Terry Gou, Foxconn founder and presidential candidate, speaks during a press conference in Taipei, Taiwan November 23, 2023. REUTERS/Carlos Garcia Rawlins
Taipei/Hong Kong CNN  — 

Terry Gou, the billionaire founder of major Apple supplier Foxconn, withdrew from the race to become Taiwan’s next president on Friday, just hours before the deadline to formally register as a candidate.

“I have never yielded in the battlefield of international business,” Gou said in a statement, without providing a specific reason for the retreat. “For the future of the Republic of China, choosing to yield is all the love I can give to my homeland,” Gou added, referencing Taiwan’s official name.

In a separate Facebook post on Friday, Gou’s running mate Tammy Lai also confirmed that the pair would “not appear on the ballot in 2024.”

Taiwan’s presidential election is set to take place on January 13, 2024.

Gou, a self-made billionaire with limited political experience, threw his hat into the ring as an independent candidate in August and stepped down from Foxconn’s board. The septuagenarian previously stood for election in 2019.
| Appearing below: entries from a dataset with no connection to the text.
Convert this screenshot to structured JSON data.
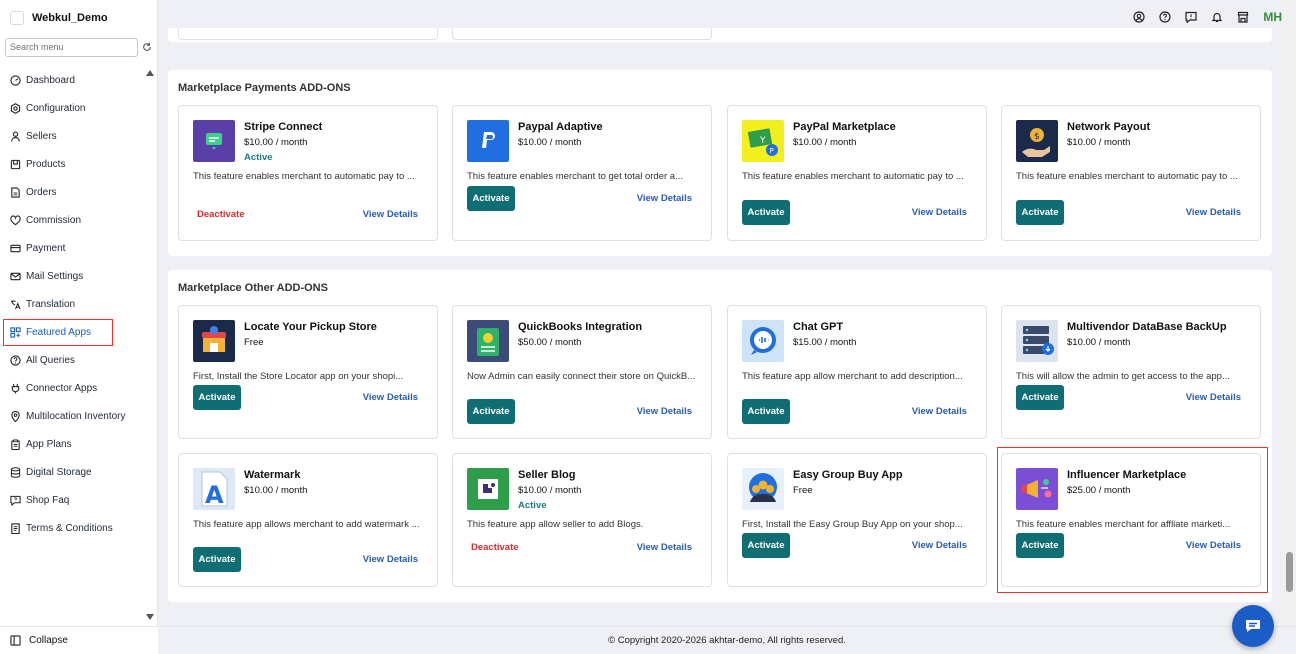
{
  "app": {
    "name": "Webkul_Demo"
  },
  "search": {
    "placeholder": "Search menu"
  },
  "sidebar": {
    "items": [
      {
        "label": "Dashboard",
        "icon": "dashboard-icon"
      },
      {
        "label": "Configuration",
        "icon": "gear-icon"
      },
      {
        "label": "Sellers",
        "icon": "user-icon"
      },
      {
        "label": "Products",
        "icon": "product-icon"
      },
      {
        "label": "Orders",
        "icon": "orders-icon"
      },
      {
        "label": "Commission",
        "icon": "commission-icon"
      },
      {
        "label": "Payment",
        "icon": "payment-icon"
      },
      {
        "label": "Mail Settings",
        "icon": "mail-icon"
      },
      {
        "label": "Translation",
        "icon": "translation-icon"
      },
      {
        "label": "Featured Apps",
        "icon": "grid-icon",
        "active": true
      },
      {
        "label": "All Queries",
        "icon": "question-icon"
      },
      {
        "label": "Connector Apps",
        "icon": "plug-icon"
      },
      {
        "label": "Multilocation Inventory",
        "icon": "location-icon"
      },
      {
        "label": "App Plans",
        "icon": "clipboard-icon"
      },
      {
        "label": "Digital Storage",
        "icon": "database-icon"
      },
      {
        "label": "Shop Faq",
        "icon": "faq-icon"
      },
      {
        "label": "Terms & Conditions",
        "icon": "document-icon"
      }
    ],
    "collapse_label": "Collapse"
  },
  "topbar": {
    "icons": [
      "account-icon",
      "help-icon",
      "chat-icon",
      "bell-icon",
      "store-icon"
    ],
    "avatar_initials": "MH"
  },
  "sections": [
    {
      "title": "Marketplace Payments ADD-ONS",
      "cards": [
        {
          "name": "Stripe Connect",
          "price": "$10.00 / month",
          "status": "Active",
          "desc": "This feature enables merchant to automatic pay to ...",
          "action": "Deactivate",
          "details": "View Details",
          "icon": "stripe-connect-icon"
        },
        {
          "name": "Paypal Adaptive",
          "price": "$10.00 / month",
          "status": "",
          "desc": "This feature enables merchant to get total order a...",
          "action": "Activate",
          "details": "View Details",
          "icon": "paypal-icon"
        },
        {
          "name": "PayPal Marketplace",
          "price": "$10.00 / month",
          "status": "",
          "desc": "This feature enables merchant to automatic pay to ...",
          "action": "Activate",
          "details": "View Details",
          "icon": "paypal-marketplace-icon"
        },
        {
          "name": "Network Payout",
          "price": "$10.00 / month",
          "status": "",
          "desc": "This feature enables merchant to automatic pay to ...",
          "action": "Activate",
          "details": "View Details",
          "icon": "network-payout-icon"
        }
      ]
    },
    {
      "title": "Marketplace Other ADD-ONS",
      "cards": [
        {
          "name": "Locate Your Pickup Store",
          "price": "Free",
          "status": "",
          "desc": "First, Install the Store Locator app on your shopi...",
          "action": "Activate",
          "details": "View Details",
          "icon": "store-locator-icon"
        },
        {
          "name": "QuickBooks Integration",
          "price": "$50.00 / month",
          "status": "",
          "desc": "Now Admin can easily connect their store on QuickB...",
          "action": "Activate",
          "details": "View Details",
          "icon": "quickbooks-icon"
        },
        {
          "name": "Chat GPT",
          "price": "$15.00 / month",
          "status": "",
          "desc": "This feature app allow merchant to add description...",
          "action": "Activate",
          "details": "View Details",
          "icon": "chat-gpt-icon"
        },
        {
          "name": "Multivendor DataBase BackUp",
          "price": "$10.00 / month",
          "status": "",
          "desc": "This will allow the admin to get access to the app...",
          "action": "Activate",
          "details": "View Details",
          "icon": "database-backup-icon"
        },
        {
          "name": "Watermark",
          "price": "$10.00 / month",
          "status": "",
          "desc": "This feature app allows merchant to add watermark ...",
          "action": "Activate",
          "details": "View Details",
          "icon": "watermark-icon"
        },
        {
          "name": "Seller Blog",
          "price": "$10.00 / month",
          "status": "Active",
          "desc": "This feature app allow seller to add Blogs.",
          "action": "Deactivate",
          "details": "View Details",
          "icon": "seller-blog-icon"
        },
        {
          "name": "Easy Group Buy App",
          "price": "Free",
          "status": "",
          "desc": "First, Install the Easy Group Buy App on your shop...",
          "action": "Activate",
          "details": "View Details",
          "icon": "group-buy-icon"
        },
        {
          "name": "Influencer Marketplace",
          "price": "$25.00 / month",
          "status": "",
          "desc": "This feature enables merchant for affliate marketi...",
          "action": "Activate",
          "details": "View Details",
          "icon": "influencer-icon"
        }
      ]
    }
  ],
  "footer": {
    "text": "© Copyright 2020-2026 akhtar-demo, All rights reserved."
  },
  "colors": {
    "activate_bg": "#0f6e73",
    "deactivate": "#d32f2f",
    "link": "#2a5db0",
    "active_status": "#1d7a80",
    "highlight": "#e33333"
  }
}
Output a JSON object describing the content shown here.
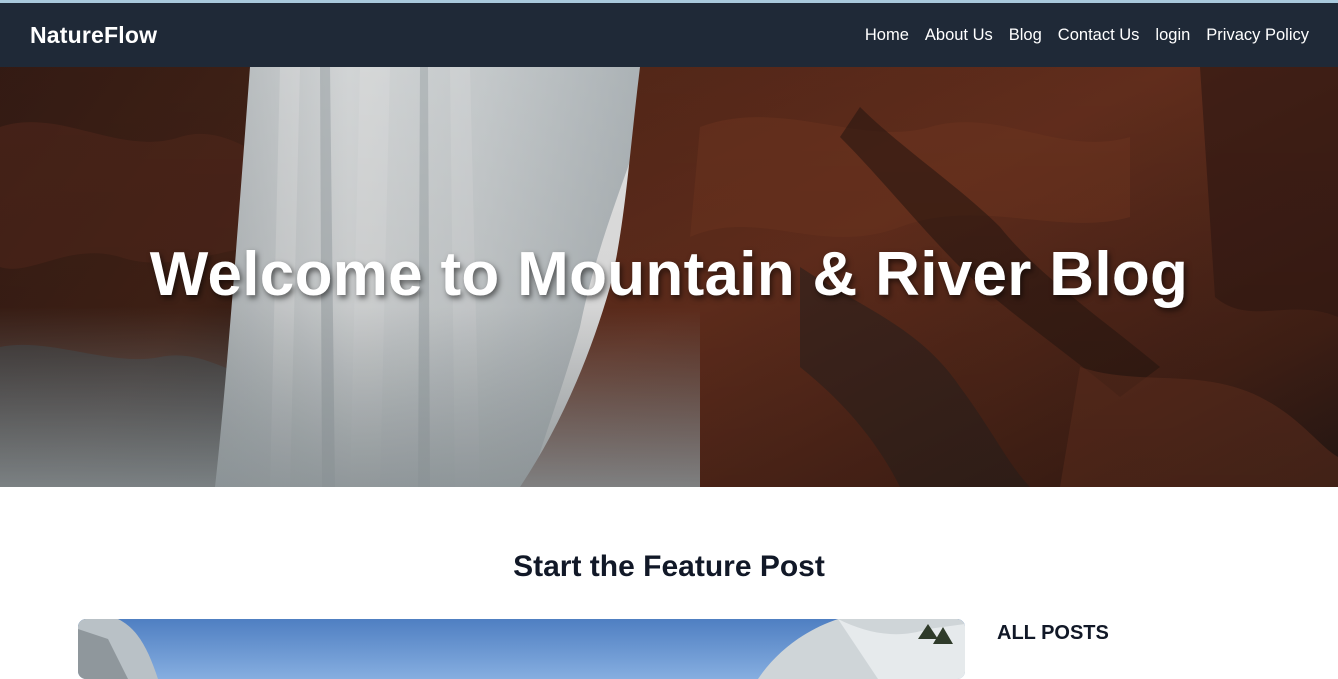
{
  "brand": {
    "name": "NatureFlow"
  },
  "nav": {
    "items": [
      {
        "label": "Home"
      },
      {
        "label": "About Us"
      },
      {
        "label": "Blog"
      },
      {
        "label": "Contact Us"
      },
      {
        "label": "login"
      },
      {
        "label": "Privacy Policy"
      }
    ]
  },
  "hero": {
    "title": "Welcome to Mountain & River Blog",
    "image": "waterfall-red-cliffs-photo"
  },
  "feature": {
    "heading": "Start the Feature Post",
    "image": "mountain-valley-photo"
  },
  "sidebar": {
    "title": "ALL POSTS"
  },
  "colors": {
    "navbar_bg": "#1f2937",
    "text_dark": "#111827",
    "white": "#ffffff"
  }
}
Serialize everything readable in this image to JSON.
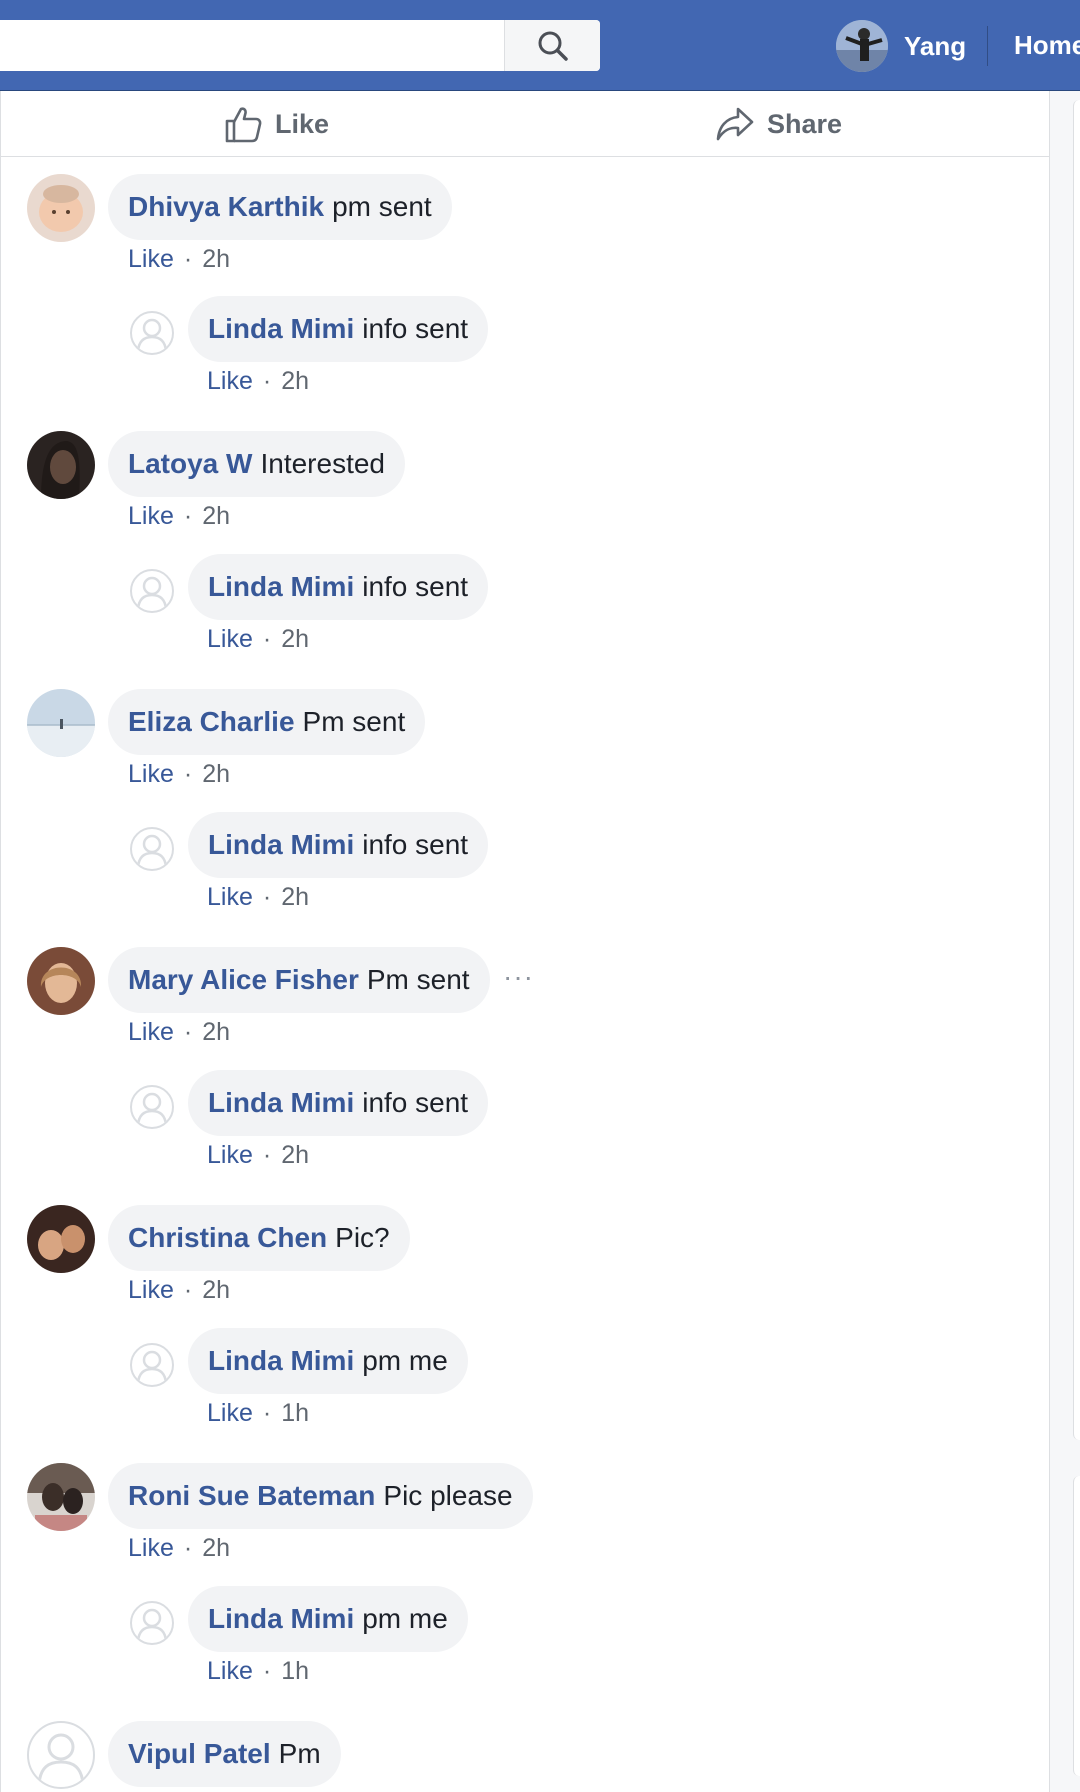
{
  "topbar": {
    "search_placeholder": "",
    "profile_name": "Yang",
    "home_label": "Home",
    "brand_color": "#4267b2"
  },
  "actions": {
    "like_label": "Like",
    "share_label": "Share"
  },
  "comments": [
    {
      "author": "Dhivya Karthik",
      "text": "pm sent",
      "like": "Like",
      "sep": "·",
      "time": "2h"
    },
    {
      "author": "Linda Mimi",
      "text": "info sent",
      "like": "Like",
      "sep": "·",
      "time": "2h"
    },
    {
      "author": "Latoya W",
      "text": "Interested",
      "like": "Like",
      "sep": "·",
      "time": "2h"
    },
    {
      "author": "Linda Mimi",
      "text": "info sent",
      "like": "Like",
      "sep": "·",
      "time": "2h"
    },
    {
      "author": "Eliza Charlie",
      "text": "Pm sent",
      "like": "Like",
      "sep": "·",
      "time": "2h"
    },
    {
      "author": "Linda Mimi",
      "text": "info sent",
      "like": "Like",
      "sep": "·",
      "time": "2h"
    },
    {
      "author": "Mary Alice Fisher",
      "text": "Pm sent",
      "like": "Like",
      "sep": "·",
      "time": "2h",
      "more": "···"
    },
    {
      "author": "Linda Mimi",
      "text": "info sent",
      "like": "Like",
      "sep": "·",
      "time": "2h"
    },
    {
      "author": "Christina Chen",
      "text": "Pic?",
      "like": "Like",
      "sep": "·",
      "time": "2h"
    },
    {
      "author": "Linda Mimi",
      "text": "pm me",
      "like": "Like",
      "sep": "·",
      "time": "1h"
    },
    {
      "author": "Roni Sue Bateman",
      "text": "Pic please",
      "like": "Like",
      "sep": "·",
      "time": "2h"
    },
    {
      "author": "Linda Mimi",
      "text": "pm me",
      "like": "Like",
      "sep": "·",
      "time": "1h"
    },
    {
      "author": "Vipul Patel",
      "text": "Pm"
    }
  ]
}
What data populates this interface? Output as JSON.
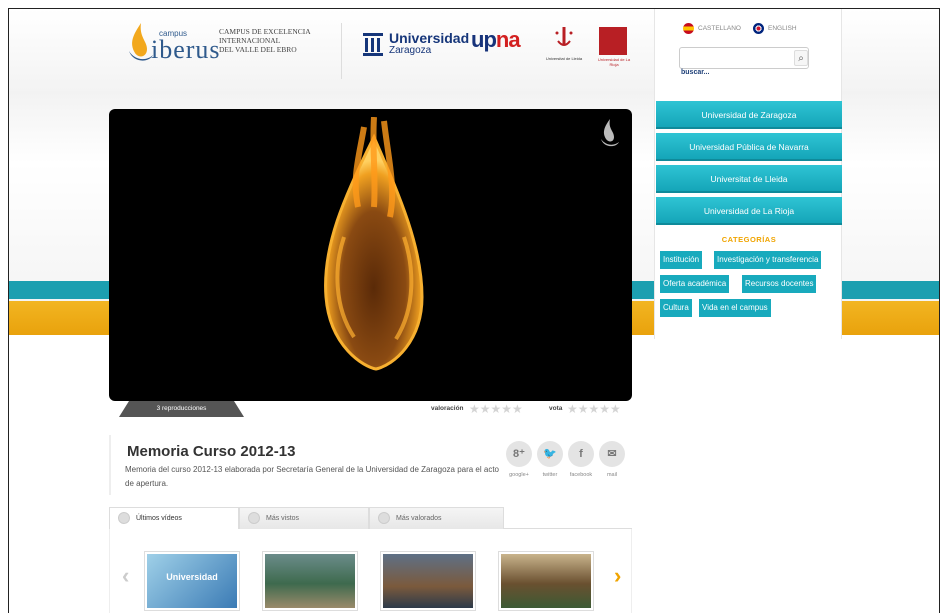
{
  "header": {
    "campus_small": "campus",
    "brand": "iberus",
    "campus_line1": "Campus de Excelencia",
    "campus_line2": "Internacional",
    "campus_line3": "del Valle del Ebro",
    "uz_title": "Universidad",
    "uz_sub": "Zaragoza",
    "upna_main": "up",
    "upna_accent": "na",
    "lleida_caption": "Universitat de Lleida",
    "rioja_caption": "Universidad de La Rioja"
  },
  "sidebar": {
    "lang_es": "Castellano",
    "lang_en": "English",
    "search_value": "",
    "search_label": "buscar...",
    "universities": [
      "Universidad de Zaragoza",
      "Universidad Pública de Navarra",
      "Universitat de Lleida",
      "Universidad de La Rioja"
    ],
    "categories_title": "CATEGORÍAS",
    "categories": [
      "Institución",
      "Investigación y transferencia",
      "Oferta académica",
      "Recursos docentes",
      "Cultura",
      "Vida en el campus"
    ]
  },
  "video": {
    "plays": "3 reproducciones",
    "rating_label": "valoración",
    "vote_label": "vota",
    "stars": "★★★★★",
    "title": "Memoria Curso 2012-13",
    "description": "Memoria del curso 2012-13 elaborada por Secretaría General de la Universidad de Zaragoza para el acto de apertura."
  },
  "social": [
    {
      "icon": "8⁺",
      "label": "google+"
    },
    {
      "icon": "🐦",
      "label": "twitter"
    },
    {
      "icon": "f",
      "label": "facebook"
    },
    {
      "icon": "✉",
      "label": "mail"
    }
  ],
  "tabs": [
    "Últimos vídeos",
    "Más vistos",
    "Más valorados"
  ],
  "carousel": {
    "prev": "‹",
    "next": "›",
    "first_thumb_text": "Universidad"
  },
  "colors": {
    "teal": "#18aabd",
    "yellow": "#f2b522",
    "accent_orange": "#f0a400"
  }
}
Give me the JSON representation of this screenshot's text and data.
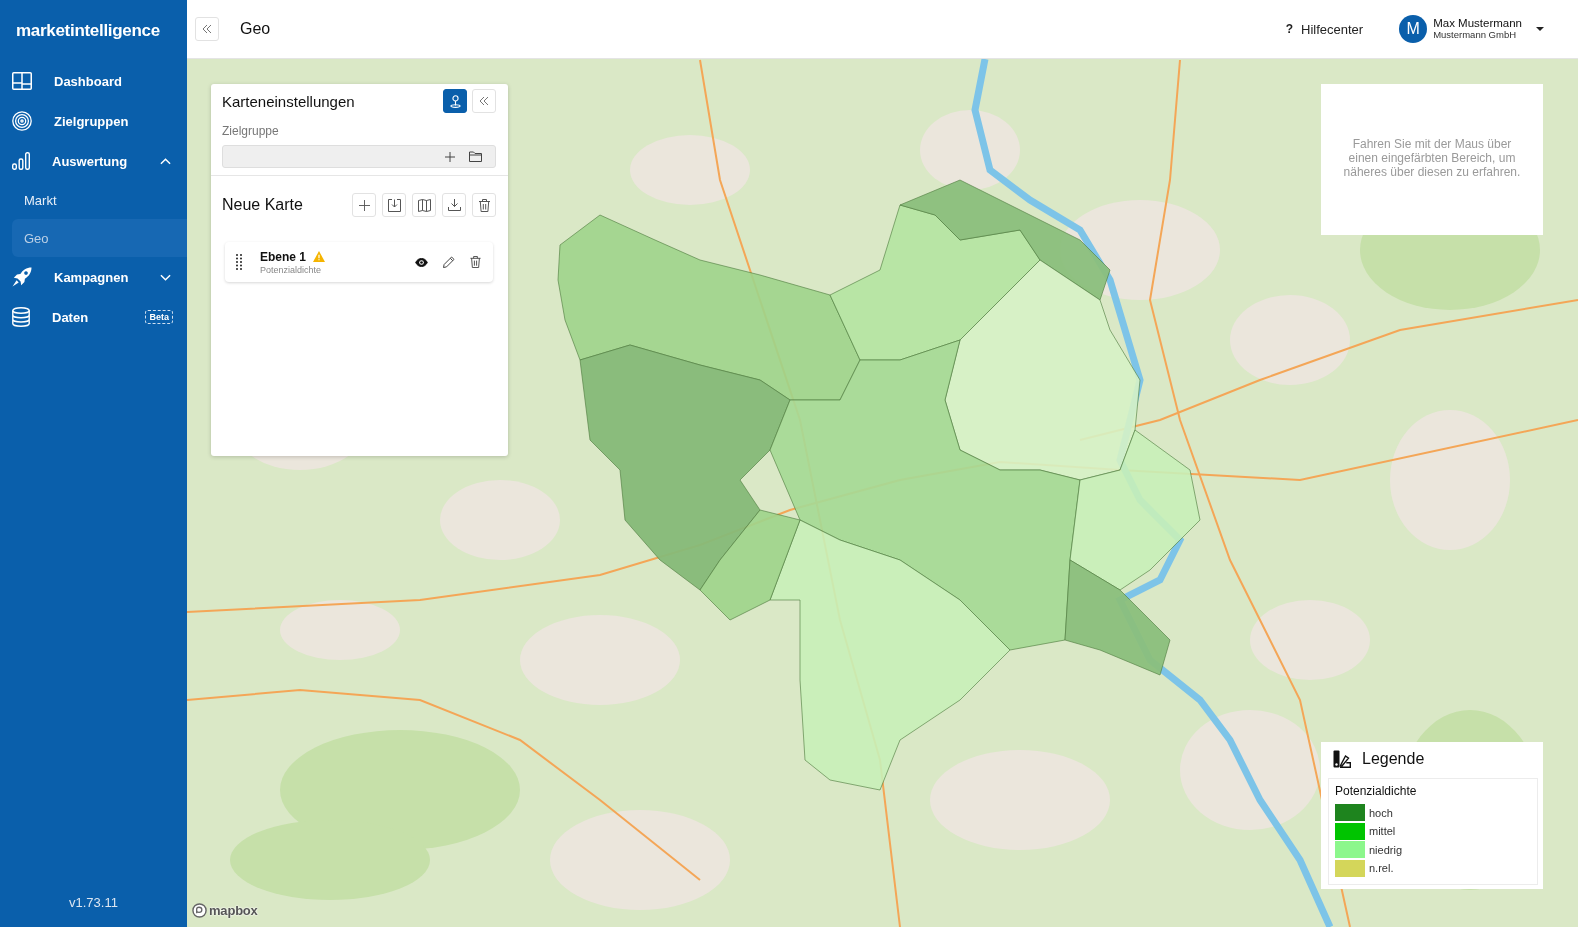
{
  "sidebar": {
    "logo": "marketintelligence",
    "items": [
      {
        "label": "Dashboard",
        "kind": "link",
        "selected": false
      },
      {
        "label": "Zielgruppen",
        "kind": "link",
        "selected": false
      },
      {
        "label": "Auswertung",
        "kind": "group",
        "selected": false,
        "expanded": true,
        "children": [
          {
            "label": "Markt",
            "selected": false
          },
          {
            "label": "Geo",
            "selected": true
          }
        ]
      },
      {
        "label": "Kampagnen",
        "kind": "group",
        "selected": false,
        "expanded": false
      },
      {
        "label": "Daten",
        "kind": "link",
        "selected": false,
        "badge": "Beta"
      }
    ],
    "version": "v1.73.11"
  },
  "top_bar": {
    "title": "Geo",
    "help": {
      "icon": "?",
      "label": "Hilfecenter"
    },
    "user": {
      "initial": "M",
      "name": "Max Mustermann",
      "company": "Mustermann GmbH"
    }
  },
  "map": {
    "attribution": "mapbox"
  },
  "map_settings": {
    "title": "Karteneinstellungen",
    "pinned": true,
    "target_group": {
      "label": "Zielgruppe"
    },
    "map_title": "Neue Karte",
    "layers": [
      {
        "name": "Ebene 1",
        "subtitle": "Potenzialdichte",
        "warning": true,
        "visible": true
      }
    ]
  },
  "hover_hint": "Fahren Sie mit der Maus über einen eingefärbten Bereich, um näheres über diesen zu erfahren.",
  "legend": {
    "title": "Legende",
    "subtitle": "Potenzialdichte",
    "items": [
      {
        "label": "hoch",
        "color": "#1e841e"
      },
      {
        "label": "mittel",
        "color": "#00c400"
      },
      {
        "label": "niedrig",
        "color": "#8cf78c"
      },
      {
        "label": "n.rel.",
        "color": "#d4d65a"
      }
    ]
  }
}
Gou’s withdrawal came a day after his last-ditch efforts to organize a joint ticket between main opposition candidates, Hou Yu-ih of the Kuomintang and Ko Wen-je of the Taiwan People’s Party, dramatically collapsed on live television and the two registered to run separately on Friday morning. Gou and the opposition candidates shared the same goal of defeating the ruling Democratic Progressive Party, but he had consistently trailed far behind in the polls.

Gou founded Foxconn, established as Hon Hai Precision Industry in Taiwan, in 1974. Shortly after he announced his bid, Chinese state media reported that Foxconn was under investigation by authorities in China over land use and tax concerns.

The probe came weeks after Gou had stressed that he wouldn’t be pressured by Beijing, despite his extensive business operations in the country.

“If the Chinese Communist regime says, ‘If you don’t listen to me, we will confiscate Hon Hai [Foxconn]’s property. I will say, ‘Yes, please do it,’” Gou said at a press conference in Taipei in August.

Foxconn told CNN in a statement at the time that complying with the law was one of its “basic principles,” and that it would “actively cooperate.”

The company did not immediately respond to a request for an update on the matter on Friday.

In November, a Foxconn subsidiary in the central Chinese city of Wuhan was fined 20,000 yuan ($2,800) by a local tax authority for overstating its research and development expenses in 2021 and 2022, according to a notice published on the state-run National Center for Public Credit Information.